We reviewed optional reading number two: “The Age of Secrecy and Unfairness in Recidivism Prediction” Here are a couple of points from the reading we went over:
- Argument: “The focus on the question of fairness is misplaced, as these algorithms fail to meet a more important and yet readily obtainable goal: transparency”
- ProPublica had a flawed analysis that claimed the proprietary prediction model COMPAS is racially biased
- Lack of transparency allows errors to “propagate and results in damage to society”
- Findings from this:
- Reconstructed COMPAS model for Broward County to study
- The model “does not seem to depend linearly on the defendant’s age despite statements to the contrary by the creator”

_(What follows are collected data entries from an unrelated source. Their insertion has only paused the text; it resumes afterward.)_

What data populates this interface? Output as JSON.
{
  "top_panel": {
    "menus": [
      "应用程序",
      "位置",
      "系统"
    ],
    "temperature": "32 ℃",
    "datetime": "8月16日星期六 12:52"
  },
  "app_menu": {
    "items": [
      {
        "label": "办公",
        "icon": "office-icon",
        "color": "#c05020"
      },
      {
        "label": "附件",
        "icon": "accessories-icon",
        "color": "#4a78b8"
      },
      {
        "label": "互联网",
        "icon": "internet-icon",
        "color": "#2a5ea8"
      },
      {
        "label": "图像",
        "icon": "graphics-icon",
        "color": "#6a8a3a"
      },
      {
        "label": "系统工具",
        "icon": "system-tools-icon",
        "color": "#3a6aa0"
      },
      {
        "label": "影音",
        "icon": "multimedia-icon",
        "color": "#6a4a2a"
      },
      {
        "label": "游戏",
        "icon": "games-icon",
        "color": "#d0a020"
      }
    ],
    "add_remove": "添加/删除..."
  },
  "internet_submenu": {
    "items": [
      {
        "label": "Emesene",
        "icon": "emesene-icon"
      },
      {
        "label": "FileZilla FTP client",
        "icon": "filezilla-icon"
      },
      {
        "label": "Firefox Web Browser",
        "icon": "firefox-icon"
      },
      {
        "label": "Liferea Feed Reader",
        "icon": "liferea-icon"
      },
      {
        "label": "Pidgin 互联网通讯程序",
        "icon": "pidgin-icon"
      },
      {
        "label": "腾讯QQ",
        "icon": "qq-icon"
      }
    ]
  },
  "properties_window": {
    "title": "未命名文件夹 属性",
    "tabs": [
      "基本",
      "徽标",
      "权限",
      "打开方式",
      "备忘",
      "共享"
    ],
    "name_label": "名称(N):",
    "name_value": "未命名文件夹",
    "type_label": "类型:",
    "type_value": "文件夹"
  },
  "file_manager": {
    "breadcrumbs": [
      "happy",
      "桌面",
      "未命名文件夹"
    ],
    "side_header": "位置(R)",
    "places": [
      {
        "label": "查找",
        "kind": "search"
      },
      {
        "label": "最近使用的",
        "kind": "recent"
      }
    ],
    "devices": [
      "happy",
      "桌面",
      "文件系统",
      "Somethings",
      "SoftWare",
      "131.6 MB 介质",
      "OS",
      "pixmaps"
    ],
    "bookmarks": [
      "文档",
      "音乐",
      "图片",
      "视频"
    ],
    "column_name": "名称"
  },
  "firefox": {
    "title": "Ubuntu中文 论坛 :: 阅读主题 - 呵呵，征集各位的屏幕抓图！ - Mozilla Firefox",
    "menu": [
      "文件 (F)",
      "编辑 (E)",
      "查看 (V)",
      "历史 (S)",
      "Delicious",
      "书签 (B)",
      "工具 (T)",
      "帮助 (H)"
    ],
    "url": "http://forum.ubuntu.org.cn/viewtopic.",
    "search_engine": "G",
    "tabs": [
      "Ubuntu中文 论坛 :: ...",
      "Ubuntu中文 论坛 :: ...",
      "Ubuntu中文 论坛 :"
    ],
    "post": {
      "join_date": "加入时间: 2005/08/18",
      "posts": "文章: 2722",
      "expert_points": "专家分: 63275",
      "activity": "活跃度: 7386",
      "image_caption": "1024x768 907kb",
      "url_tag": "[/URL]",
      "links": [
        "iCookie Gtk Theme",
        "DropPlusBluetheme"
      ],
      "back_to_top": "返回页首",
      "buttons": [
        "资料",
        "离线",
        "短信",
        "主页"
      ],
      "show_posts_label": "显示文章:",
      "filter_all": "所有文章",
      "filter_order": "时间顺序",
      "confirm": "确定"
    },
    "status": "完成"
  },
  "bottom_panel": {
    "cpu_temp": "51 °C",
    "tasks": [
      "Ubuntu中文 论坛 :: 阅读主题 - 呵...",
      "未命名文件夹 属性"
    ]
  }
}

- Found that COMPAS scores performed equally well with or without direct knowledge of race: contradicts ProPublica’s claim
- Examples of bias:
- Bryan Row given a COMPAS violent score of 1 despite history including trafficking cocaine and battery of a pregnant woman
- Glenn Rodriguez: denied parole bc of miscalculated COMPAS score due to human error
We then in groups discussed the importance of transparency and the outcome of an algorithm. Some groups explained that there is little incentive for companies to be transparent due to the profitability of complex, black boxed algorithms. Other groups added that transparency alone may not lead to change if the algorithms are not critiqued by the public, emphasizing that developers need to use transparency to investigate bias. Lastly, transparency alone is not sufficient: a transparent model may incorporate bias, and the process to produce the model may be biased. Just because a model appears to be “fair”, doesn’t mean it is, and fairness tests may be able to identify biases not obvious in a transparent model.